Two-Point Conversions

From time to time, I like to take the opportunity to challenge my own perceptions about football. One strategy that’s often debated is whether teams should attempt a two-point conversion after a touchdown.

Decades ago, legendary coach Dick Vermeil, then a coordinator at UCLA, created a chart that’s still in popular use today. It’s not a chart I used when developing Front Office Football, but it’s not that different. Some of it is obvious; for instance if you trail by two after scoring a touchdown, you should try and tie the game. But even then, when in the game should you start consulting the chart?

Some of it is complex, or even controversial. You’re supposed to go for two when you lead by four after scoring. The idea is that if you make it, a subsequent field goal will give you a two-score lead. But if you miss, a subsequent field goal will leave your opponent the opportunity to tie on a touchdown without going for two.

Since the two-point conversion rate in the NFL is about 45% and the extra-point rate with the new distance rule is about 97%, I’d hesitate to start using any chart until well after halftime. Just take the point.

A few months ago, when working on a percentage win calculator that I’ve yet to put into any product, I analyzed a few seasons’ worth of play-by-play data and compiled a chart that could be useful for making these decisions. As an aside, I do this kind of thing a lot. Most of what I discover on these odysseys never amounts to meaningful work within my products. This might well fall into that category. But it could also be useful in compiling a more fine-tuned chart – one that even incorporates time remaining.

Today, I watched a good part of the Lions’ opener against Arizona. With 3:07 left in the third quarter, the Lions scored to cut the Cardinal lead to two. Some might say it was too early to start using a chart, but no one would question the wisdom of the decision in the closing moments. The Lions tried the conversion and failed. How did that change their win chances?

I have my play-by-play data broken into 100-second increments. To take a broader brush to include as much as is reasonable, I used the categories from the end of the third quarter to 6:40 remaining in the third quarter. There have been 2,797 plays undertaken with the score tied and a team with the ball, 1,031 plays with a one-point lead and 397 with a two-point lead. Not an overwhelming amount of data, especially since you can’t assume a reasonably uniform distribution of field position within that small a data set with the two-point lead. But in 1,629 of the tied scenarios (58%), the team with the ball won (possession matters – Arizona would have possession after the ensuing kick). In 574 of the one-point lead scenarios (56%), the team with the ball won and in 280 of the cases with a two-point lead (71%), the team with the ball won.

This is a great example of where sample size lets you down. The reason I’m writing about this is to give you some insight into my process when examining a particular question. When do you make a conclusion and when do you accept that you just don’t have enough information? This is several seasons’ worth of complete play-by-play data (350,000+ plays broken down by lead and time to go blocks), and the raw data set still isn’t good enough to make solid conclusions.

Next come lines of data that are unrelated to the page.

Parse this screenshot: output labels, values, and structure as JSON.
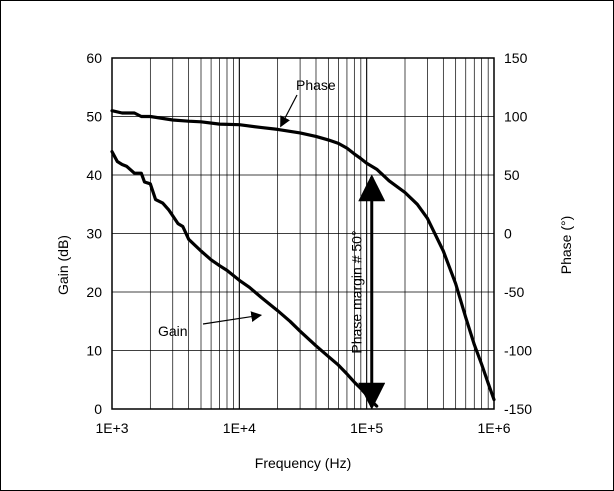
{
  "chart_data": {
    "type": "line",
    "xlabel": "Frequency (Hz)",
    "ylabel_left": "Gain (dB)",
    "ylabel_right": "Phase (°)",
    "x_scale": "log",
    "xlim": [
      1000,
      1000000
    ],
    "ylim_left": [
      0,
      60
    ],
    "ylim_right": [
      -150,
      150
    ],
    "x_ticks": [
      1000,
      10000,
      100000,
      1000000
    ],
    "x_tick_labels": [
      "1E+3",
      "1E+4",
      "1E+5",
      "1E+6"
    ],
    "y_left_ticks": [
      0,
      10,
      20,
      30,
      40,
      50,
      60
    ],
    "y_left_tick_labels": [
      "0",
      "10",
      "20",
      "30",
      "40",
      "50",
      "60"
    ],
    "y_right_ticks": [
      -150,
      -100,
      -50,
      0,
      50,
      100,
      150
    ],
    "y_right_tick_labels": [
      "-150",
      "-100",
      "-50",
      "0",
      "50",
      "100",
      "150"
    ],
    "grid": true,
    "series": [
      {
        "name": "Gain",
        "axis": "left",
        "x": [
          1000,
          1100,
          1200,
          1300,
          1500,
          1700,
          1800,
          2000,
          2200,
          2500,
          2800,
          3000,
          3300,
          3600,
          4000,
          5000,
          6000,
          7000,
          8000,
          10000,
          12000,
          15000,
          20000,
          25000,
          30000,
          40000,
          50000,
          60000,
          70000,
          80000,
          90000,
          100000,
          110000,
          120000
        ],
        "values": [
          44,
          42.3,
          41.8,
          41.5,
          40.3,
          40.3,
          38.8,
          38.5,
          35.8,
          35.2,
          34,
          33,
          31.7,
          31.2,
          29,
          27,
          25.5,
          24.5,
          23.7,
          22,
          20.8,
          19,
          16.8,
          15,
          13.3,
          10.8,
          9,
          7.5,
          6,
          4.6,
          3.5,
          2.4,
          1.3,
          0.5
        ]
      },
      {
        "name": "Phase",
        "axis": "right",
        "x": [
          1000,
          1200,
          1500,
          1700,
          2000,
          3000,
          4000,
          5000,
          7000,
          10000,
          15000,
          20000,
          30000,
          40000,
          50000,
          60000,
          70000,
          80000,
          90000,
          100000,
          120000,
          150000,
          200000,
          250000,
          300000,
          400000,
          500000,
          600000,
          700000,
          800000,
          900000,
          1000000
        ],
        "values": [
          105,
          103,
          103,
          100,
          100,
          97,
          96,
          95.5,
          93.5,
          93,
          90.5,
          89,
          86,
          83,
          80,
          77,
          73,
          68,
          64,
          60,
          55,
          45,
          35,
          25,
          13,
          -15,
          -43,
          -72,
          -95,
          -112,
          -128,
          -142
        ]
      }
    ],
    "annotations": [
      {
        "text": "Phase",
        "points_to_series": "Phase",
        "at_x": 20000
      },
      {
        "text": "Gain",
        "points_to_series": "Gain",
        "at_x": 40000
      },
      {
        "text": "Phase margin # 50°",
        "at_x": 120000,
        "from_phase": 50,
        "to_phase": -150
      }
    ]
  }
}
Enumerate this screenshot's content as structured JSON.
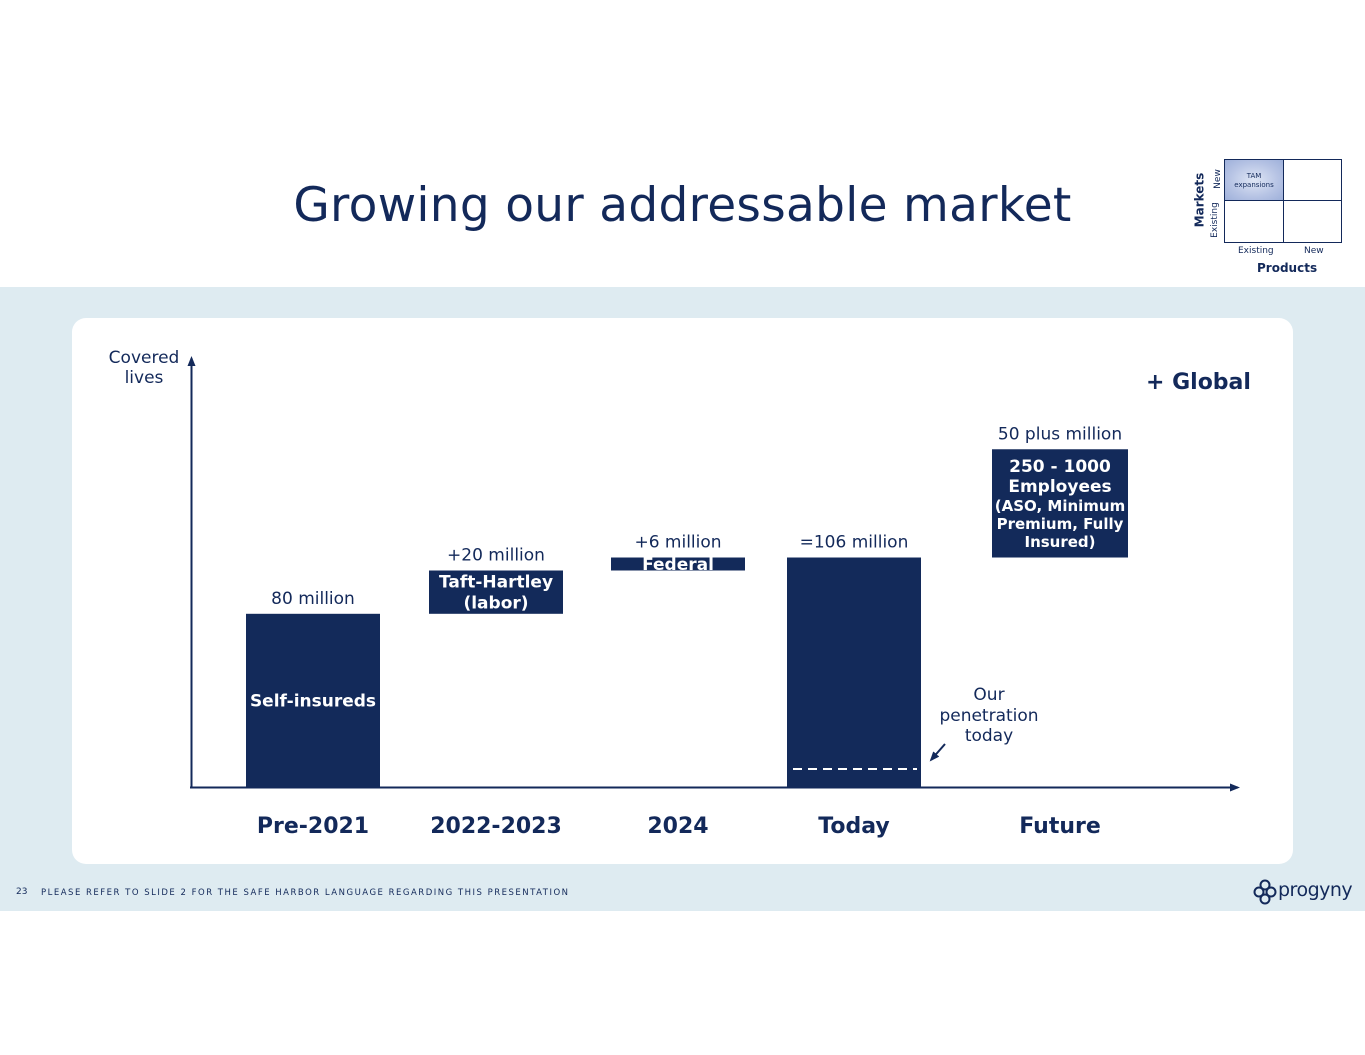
{
  "slide": {
    "title": "Growing our addressable market",
    "page_number": "23",
    "footer": "PLEASE REFER TO SLIDE 2 FOR THE SAFE HARBOR LANGUAGE REGARDING THIS PRESENTATION",
    "logo_text": "progyny"
  },
  "matrix": {
    "y_title": "Markets",
    "x_title": "Products",
    "y_new": "New",
    "y_existing": "Existing",
    "x_existing": "Existing",
    "x_new": "New",
    "highlight_line1": "TAM",
    "highlight_line2": "expansions"
  },
  "chart_data": {
    "type": "bar",
    "ylabel_line1": "Covered",
    "ylabel_line2": "lives",
    "categories": [
      "Pre-2021",
      "2022-2023",
      "2024",
      "Today",
      "Future"
    ],
    "bars": [
      {
        "category": "Pre-2021",
        "value_label": "80 million",
        "start": 0,
        "end": 80,
        "box_lines": [
          "Self-insureds"
        ]
      },
      {
        "category": "2022-2023",
        "value_label": "+20 million",
        "start": 80,
        "end": 100,
        "box_lines": [
          "Taft-Hartley",
          "(labor)"
        ]
      },
      {
        "category": "2024",
        "value_label": "+6 million",
        "start": 100,
        "end": 106,
        "box_lines": [
          "Federal"
        ]
      },
      {
        "category": "Today",
        "value_label": "=106 million",
        "start": 0,
        "end": 106,
        "box_lines": []
      },
      {
        "category": "Future",
        "value_label": "50 plus million",
        "start": 106,
        "end": 156,
        "box_lines": [
          "250 - 1000",
          "Employees",
          "(ASO, Minimum",
          "Premium, Fully",
          "Insured)"
        ]
      }
    ],
    "annotations": {
      "global": "+ Global",
      "penetration_line1": "Our",
      "penetration_line2": "penetration",
      "penetration_line3": "today"
    },
    "colors": {
      "bar": "#132a5a",
      "background": "#deebf1",
      "text": "#13295a"
    }
  }
}
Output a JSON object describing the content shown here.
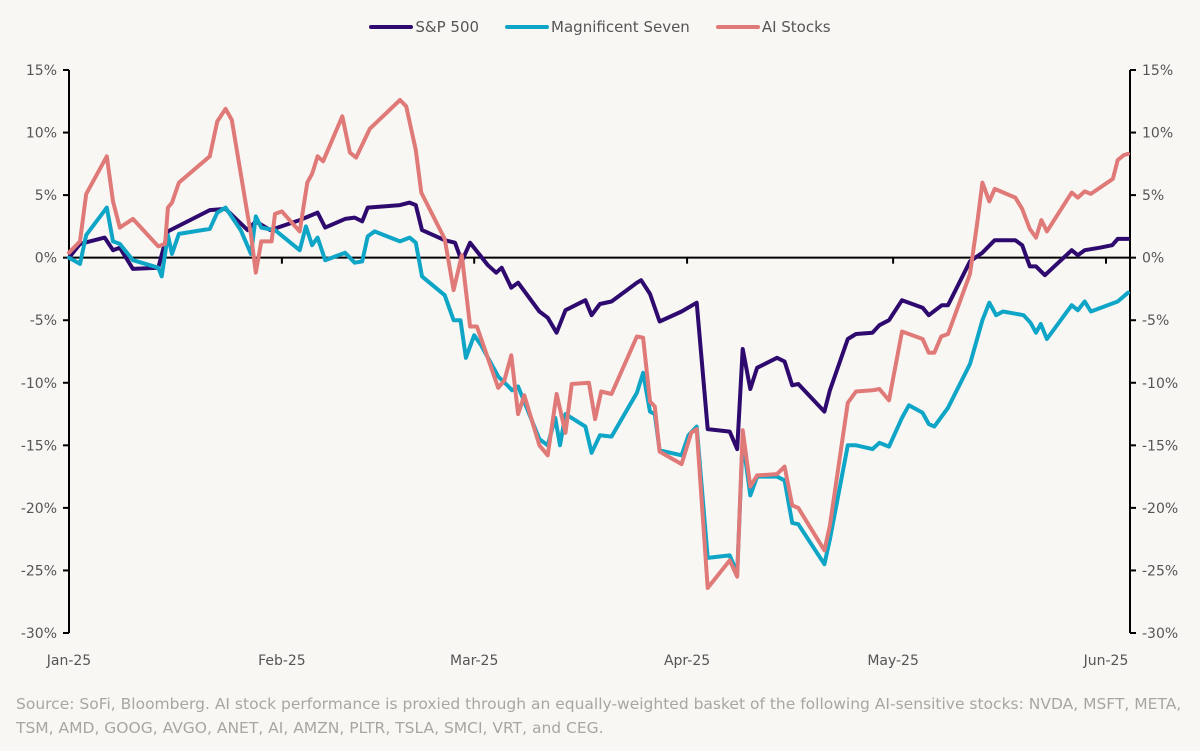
{
  "chart_data": {
    "type": "line",
    "title": "",
    "xlabel": "",
    "ylabel": "",
    "x_unit": "days since Jan 1, 2025",
    "x_range": [
      0,
      154
    ],
    "ylim": [
      -30,
      15
    ],
    "yticks": [
      15,
      10,
      5,
      0,
      -5,
      -10,
      -15,
      -20,
      -25,
      -30
    ],
    "ytick_labels": [
      "15%",
      "10%",
      "5%",
      "0%",
      "-5%",
      "-10%",
      "-15%",
      "-20%",
      "-25%",
      "-30%"
    ],
    "xticks": [
      0,
      31,
      59,
      90,
      120,
      151
    ],
    "xtick_labels": [
      "Jan-25",
      "Feb-25",
      "Mar-25",
      "Apr-25",
      "May-25",
      "Jun-25"
    ],
    "secondary_y_axis": true,
    "grid": false,
    "zero_line": true,
    "legend_position": "top-center",
    "series": [
      {
        "name": "S&P 500",
        "color": "#2e0a6e",
        "points": [
          [
            0,
            0
          ],
          [
            1.6,
            1.1
          ],
          [
            5.2,
            1.6
          ],
          [
            6.4,
            0.6
          ],
          [
            7.4,
            0.8
          ],
          [
            9.3,
            -0.9
          ],
          [
            13,
            -0.8
          ],
          [
            14.4,
            2.1
          ],
          [
            20.5,
            3.8
          ],
          [
            22.8,
            3.9
          ],
          [
            26,
            2.2
          ],
          [
            27.2,
            2.9
          ],
          [
            29.3,
            2.2
          ],
          [
            33.6,
            3.0
          ],
          [
            36.2,
            3.6
          ],
          [
            37.3,
            2.4
          ],
          [
            40.2,
            3.1
          ],
          [
            41.6,
            3.2
          ],
          [
            42.7,
            2.9
          ],
          [
            43.5,
            4.0
          ],
          [
            48.2,
            4.2
          ],
          [
            49.6,
            4.4
          ],
          [
            50.5,
            4.2
          ],
          [
            51.4,
            2.2
          ],
          [
            54.7,
            1.4
          ],
          [
            56.2,
            1.2
          ],
          [
            57.2,
            -0.3
          ],
          [
            58.4,
            1.2
          ],
          [
            61,
            -0.6
          ],
          [
            62.2,
            -1.2
          ],
          [
            63,
            -0.8
          ],
          [
            64.4,
            -2.4
          ],
          [
            65.4,
            -2.0
          ],
          [
            68.5,
            -4.3
          ],
          [
            69.7,
            -4.8
          ],
          [
            71,
            -6.0
          ],
          [
            72.3,
            -4.2
          ],
          [
            75.2,
            -3.4
          ],
          [
            76.1,
            -4.6
          ],
          [
            77.3,
            -3.7
          ],
          [
            79,
            -3.5
          ],
          [
            82.7,
            -2.0
          ],
          [
            83.3,
            -1.8
          ],
          [
            84.6,
            -2.9
          ],
          [
            86,
            -5.1
          ],
          [
            89.2,
            -4.3
          ],
          [
            91.4,
            -3.6
          ],
          [
            93,
            -13.7
          ],
          [
            96.2,
            -13.9
          ],
          [
            97.3,
            -15.3
          ],
          [
            98.1,
            -7.3
          ],
          [
            99.2,
            -10.5
          ],
          [
            100.2,
            -8.8
          ],
          [
            103.1,
            -8.0
          ],
          [
            104.2,
            -8.3
          ],
          [
            105.3,
            -10.2
          ],
          [
            106.2,
            -10.1
          ],
          [
            110,
            -12.3
          ],
          [
            110.8,
            -10.6
          ],
          [
            113.4,
            -6.5
          ],
          [
            114.6,
            -6.1
          ],
          [
            117,
            -6.0
          ],
          [
            118,
            -5.4
          ],
          [
            119.4,
            -5.0
          ],
          [
            121.3,
            -3.4
          ],
          [
            124.3,
            -4.0
          ],
          [
            125.2,
            -4.6
          ],
          [
            127.1,
            -3.8
          ],
          [
            128,
            -3.8
          ],
          [
            131.2,
            -0.3
          ],
          [
            133,
            0.4
          ],
          [
            134.8,
            1.4
          ],
          [
            137.8,
            1.4
          ],
          [
            138.8,
            1.0
          ],
          [
            139.9,
            -0.7
          ],
          [
            140.8,
            -0.7
          ],
          [
            142.1,
            -1.4
          ],
          [
            146,
            0.6
          ],
          [
            146.9,
            0.2
          ],
          [
            147.9,
            0.6
          ],
          [
            150.1,
            0.8
          ],
          [
            151.9,
            1.0
          ],
          [
            152.7,
            1.5
          ],
          [
            154.2,
            1.5
          ]
        ]
      },
      {
        "name": "Magnificent Seven",
        "color": "#0ea5c6",
        "points": [
          [
            0,
            0
          ],
          [
            1.6,
            -0.5
          ],
          [
            2.5,
            1.8
          ],
          [
            5.5,
            4.0
          ],
          [
            6.4,
            1.3
          ],
          [
            7.4,
            1.1
          ],
          [
            9.3,
            -0.2
          ],
          [
            13,
            -0.8
          ],
          [
            13.5,
            -1.5
          ],
          [
            14.4,
            1.8
          ],
          [
            15,
            0.3
          ],
          [
            16,
            1.9
          ],
          [
            20.5,
            2.3
          ],
          [
            21.6,
            3.6
          ],
          [
            22.8,
            4.0
          ],
          [
            25,
            2.2
          ],
          [
            26.5,
            0.3
          ],
          [
            27.2,
            3.3
          ],
          [
            28,
            2.4
          ],
          [
            30,
            2.2
          ],
          [
            33.6,
            0.6
          ],
          [
            34.5,
            2.5
          ],
          [
            35.4,
            1.0
          ],
          [
            36.2,
            1.6
          ],
          [
            37.3,
            -0.2
          ],
          [
            40.2,
            0.4
          ],
          [
            41.6,
            -0.4
          ],
          [
            42.7,
            -0.3
          ],
          [
            43.5,
            1.7
          ],
          [
            44.5,
            2.1
          ],
          [
            48.2,
            1.3
          ],
          [
            49.6,
            1.6
          ],
          [
            50.5,
            1.2
          ],
          [
            51.4,
            -1.5
          ],
          [
            54.7,
            -3.0
          ],
          [
            56,
            -5.0
          ],
          [
            57,
            -5.0
          ],
          [
            57.8,
            -8.0
          ],
          [
            59,
            -6.2
          ],
          [
            60,
            -7.0
          ],
          [
            62.5,
            -9.5
          ],
          [
            64,
            -10.3
          ],
          [
            64.5,
            -10.6
          ],
          [
            65.4,
            -10.3
          ],
          [
            68.5,
            -14.5
          ],
          [
            69.7,
            -15.0
          ],
          [
            70.8,
            -12.8
          ],
          [
            71.5,
            -15.0
          ],
          [
            72.3,
            -12.5
          ],
          [
            75.2,
            -13.5
          ],
          [
            76.1,
            -15.6
          ],
          [
            77.3,
            -14.2
          ],
          [
            79,
            -14.3
          ],
          [
            82.7,
            -10.8
          ],
          [
            83.6,
            -9.2
          ],
          [
            84.6,
            -12.3
          ],
          [
            85.3,
            -12.5
          ],
          [
            86,
            -15.4
          ],
          [
            89.2,
            -15.8
          ],
          [
            90.2,
            -14.2
          ],
          [
            91.4,
            -13.5
          ],
          [
            93,
            -24.0
          ],
          [
            96.2,
            -23.8
          ],
          [
            97.3,
            -25.2
          ],
          [
            98.1,
            -14.5
          ],
          [
            99.2,
            -19.0
          ],
          [
            100.2,
            -17.5
          ],
          [
            103.1,
            -17.5
          ],
          [
            104.2,
            -17.8
          ],
          [
            105.3,
            -21.2
          ],
          [
            106.2,
            -21.3
          ],
          [
            110,
            -24.5
          ],
          [
            110.8,
            -22.5
          ],
          [
            113.4,
            -15.0
          ],
          [
            114.6,
            -15.0
          ],
          [
            117,
            -15.3
          ],
          [
            118,
            -14.8
          ],
          [
            119.4,
            -15.1
          ],
          [
            121.3,
            -12.8
          ],
          [
            122.3,
            -11.8
          ],
          [
            124.3,
            -12.4
          ],
          [
            125.2,
            -13.3
          ],
          [
            126,
            -13.5
          ],
          [
            128,
            -12.0
          ],
          [
            131.2,
            -8.5
          ],
          [
            133,
            -5.0
          ],
          [
            134,
            -3.6
          ],
          [
            135,
            -4.6
          ],
          [
            136,
            -4.3
          ],
          [
            139,
            -4.6
          ],
          [
            140,
            -5.2
          ],
          [
            140.8,
            -6.0
          ],
          [
            141.5,
            -5.3
          ],
          [
            142.4,
            -6.5
          ],
          [
            146,
            -3.8
          ],
          [
            146.9,
            -4.2
          ],
          [
            147.9,
            -3.5
          ],
          [
            148.8,
            -4.3
          ],
          [
            152.7,
            -3.5
          ],
          [
            154.2,
            -2.8
          ]
        ]
      },
      {
        "name": "AI Stocks",
        "color": "#e07a78",
        "points": [
          [
            0,
            0.4
          ],
          [
            1.6,
            1.3
          ],
          [
            2.5,
            5.1
          ],
          [
            5.5,
            8.1
          ],
          [
            6.4,
            4.5
          ],
          [
            7.4,
            2.4
          ],
          [
            9.3,
            3.1
          ],
          [
            13,
            0.9
          ],
          [
            14,
            1.1
          ],
          [
            14.4,
            4.0
          ],
          [
            15,
            4.4
          ],
          [
            16,
            6.0
          ],
          [
            20.5,
            8.1
          ],
          [
            21.6,
            10.9
          ],
          [
            22.8,
            11.9
          ],
          [
            23.7,
            11.0
          ],
          [
            26.5,
            1.8
          ],
          [
            27.2,
            -1.2
          ],
          [
            28,
            1.3
          ],
          [
            29.5,
            1.3
          ],
          [
            30,
            3.5
          ],
          [
            31,
            3.7
          ],
          [
            33.6,
            2.1
          ],
          [
            34.7,
            6.0
          ],
          [
            35.4,
            6.7
          ],
          [
            36.2,
            8.1
          ],
          [
            37,
            7.7
          ],
          [
            39.8,
            11.3
          ],
          [
            40.9,
            8.4
          ],
          [
            41.8,
            8.0
          ],
          [
            43.8,
            10.3
          ],
          [
            48.2,
            12.6
          ],
          [
            49.1,
            12.1
          ],
          [
            50.5,
            8.6
          ],
          [
            51.3,
            5.2
          ],
          [
            54.7,
            1.5
          ],
          [
            56.0,
            -2.6
          ],
          [
            57.2,
            0.2
          ],
          [
            58.4,
            -5.5
          ],
          [
            59.4,
            -5.5
          ],
          [
            62.5,
            -10.4
          ],
          [
            63.4,
            -9.8
          ],
          [
            64.4,
            -7.8
          ],
          [
            65.4,
            -12.5
          ],
          [
            66.3,
            -11.0
          ],
          [
            68.5,
            -15.0
          ],
          [
            69.7,
            -15.8
          ],
          [
            71,
            -10.9
          ],
          [
            72.3,
            -14.0
          ],
          [
            73.2,
            -10.1
          ],
          [
            75.7,
            -10.0
          ],
          [
            76.6,
            -12.9
          ],
          [
            77.5,
            -10.7
          ],
          [
            79,
            -10.9
          ],
          [
            82.7,
            -6.3
          ],
          [
            83.6,
            -6.4
          ],
          [
            84.6,
            -11.5
          ],
          [
            85.3,
            -11.9
          ],
          [
            86,
            -15.5
          ],
          [
            89.2,
            -16.5
          ],
          [
            90.6,
            -14.0
          ],
          [
            91.4,
            -13.7
          ],
          [
            93,
            -26.4
          ],
          [
            96.2,
            -24.2
          ],
          [
            97.3,
            -25.5
          ],
          [
            98.1,
            -13.8
          ],
          [
            99.2,
            -18.3
          ],
          [
            100.2,
            -17.4
          ],
          [
            103.1,
            -17.3
          ],
          [
            104.2,
            -16.7
          ],
          [
            105.3,
            -19.8
          ],
          [
            106.2,
            -20.0
          ],
          [
            110,
            -23.4
          ],
          [
            110.8,
            -21.4
          ],
          [
            113.4,
            -11.6
          ],
          [
            114.6,
            -10.7
          ],
          [
            117,
            -10.6
          ],
          [
            118,
            -10.5
          ],
          [
            119.4,
            -11.4
          ],
          [
            121.3,
            -5.9
          ],
          [
            124.3,
            -6.5
          ],
          [
            125.2,
            -7.6
          ],
          [
            126,
            -7.6
          ],
          [
            127,
            -6.3
          ],
          [
            128,
            -6.1
          ],
          [
            131.2,
            -1.3
          ],
          [
            132.3,
            3.0
          ],
          [
            133,
            6.0
          ],
          [
            134,
            4.5
          ],
          [
            134.8,
            5.5
          ],
          [
            137.8,
            4.8
          ],
          [
            138.8,
            3.9
          ],
          [
            139.9,
            2.3
          ],
          [
            140.8,
            1.6
          ],
          [
            141.6,
            3.0
          ],
          [
            142.4,
            2.1
          ],
          [
            146,
            5.2
          ],
          [
            146.9,
            4.8
          ],
          [
            147.9,
            5.3
          ],
          [
            148.8,
            5.1
          ],
          [
            152,
            6.3
          ],
          [
            152.7,
            7.8
          ],
          [
            153.6,
            8.2
          ],
          [
            154.2,
            8.3
          ]
        ]
      }
    ]
  },
  "legend": [
    {
      "label": "S&P 500",
      "color": "#2e0a6e"
    },
    {
      "label": "Magnificent Seven",
      "color": "#0ea5c6"
    },
    {
      "label": "AI Stocks",
      "color": "#e07a78"
    }
  ],
  "source_note": "Source: SoFi, Bloomberg. AI stock performance is proxied through an equally-weighted basket of the following AI-sensitive stocks: NVDA, MSFT, META, TSM, AMD, GOOG, AVGO, ANET, AI, AMZN, PLTR, TSLA, SMCI, VRT, and CEG."
}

What the above numbers suggest is that the value of the extra point is immaterial, but there’s a 10-15% game-win cost in going for two and failing. That just doesn’t feel like a reasonable conclusion. When I was doing the initial work with this particular data set, I ran a whole series of rolling averages to come up with a win-percentage chart that supported the data with less precision, but a consistent set of percentages that required the least amount of intervention on my part (making “decisions” about interpretation and then using those decisions to influence how the rolling averages were applied). I feel more confident in presenting that chart as reasonable, at least in the sense that it could be used to help with this kind of decision. If this work results in use in any product, I would use that more processed chart.

Going back to the analysis of the first Lions decision: I come up with a 55.8% Arizona win percentage when tied during that time block, 61.1% with a one-point lead, 64.3% with a two-point lead. So, -3.2% for Detroit with a failure, +5.3% with success. Assuming 45% success on two-point tries and 97% success on extra points, the decision to go for it, in itself, raises Detroit’s win percentage by about a half a percentage point. I think it’s reasonable to conclude that it was a good decision. In general, my data supports this case up to about midway through the third quarter. Earlier than that, I would advise against ever going for a two point conversion except when desperate and in need of multiple positive results (let’s say you score and trail by 18).

The second Lions decision came with 9:27 remaining in the game. This time, they led by four. Vermeil’s chart says “go for it.” I don’t know if Jim Caldwell uses this particular chart, but he went for it. The Lions failed. The value of success and penalty for failure is explained at the start of this article. Now to break down it down using the data…

If the Cardinals gain possession with a six-point deficit (Detroit makes the conversion), they have a 29.2% chance of winning. With a five-point deficit, that’s 36.0% and a four-point deficit, that’s 41.0% percent. Factoring in analysis of success and failure, that amounts to, again, about a half-percentage-point increase in the Lions’ win chances. This surprised me a little, but, as it turns out, a six-point lead is quite a bit better than a five-point lead, even relatively early in the game.

Vermeil’s chart may be old, but it holds up even in the modern game.